I can't overemphasise how useful this has been. The communication process has been dramatically shortened. Effectively I'm now pair programming with the customer, who is reading the APL code off the screen, seeing her instructions reflected in control structures. (So APL is 'unreadable'? Match that, Java programmers!)

Refactoring the original process to simplify the rules is a whole new ball game. Slavishly following the existing rules, no matter how baroque they might be, has a clear advantage. You know that it will turn out, that you will produce the same result after some predictable amount of work. In refactoring the procedures, you don't have the same assurance. It's almost the same as redesigning the procedures, except you've got a test suite to get you home. Given that the trainers understand the reality represented by their procedures, it will probably all work out in reasonable time.

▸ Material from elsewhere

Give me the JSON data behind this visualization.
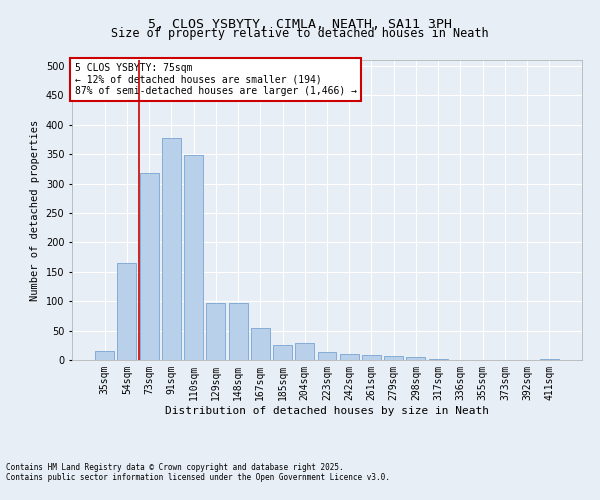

These reflections prompted by several days effort spent now on redesigning a table in which intermediate results are presented to the users. Using our system to display this provoked the users to suggest a more orderly presentation than the one they use themselves. We're still working out the consequences.

I felt a twinge of unease when I heard we were doing it. The lesson learned: on a sprint project like this, refactoring the users' processes can be a significant cost.

That said, we are getting it straight and it looks like the calculation rules will come out significantly simpler, with good consequences for later work.

Kevin wanted his picture on this site! Here you go, Big Guy.

Ted Codd died.

We've mopped up most of the rules for the iteration's output documents and have coded the easy ones. We're way ahead of of our estimated progress, so it's time for our business user to add stories.

Since we came so far by dropping out complicated low-volume quotes, we could drop them back in again. Instead, as we've recommended, we're to push on to the next types of quotes.

This will reveal sooner more of the data we need for the mainframe link.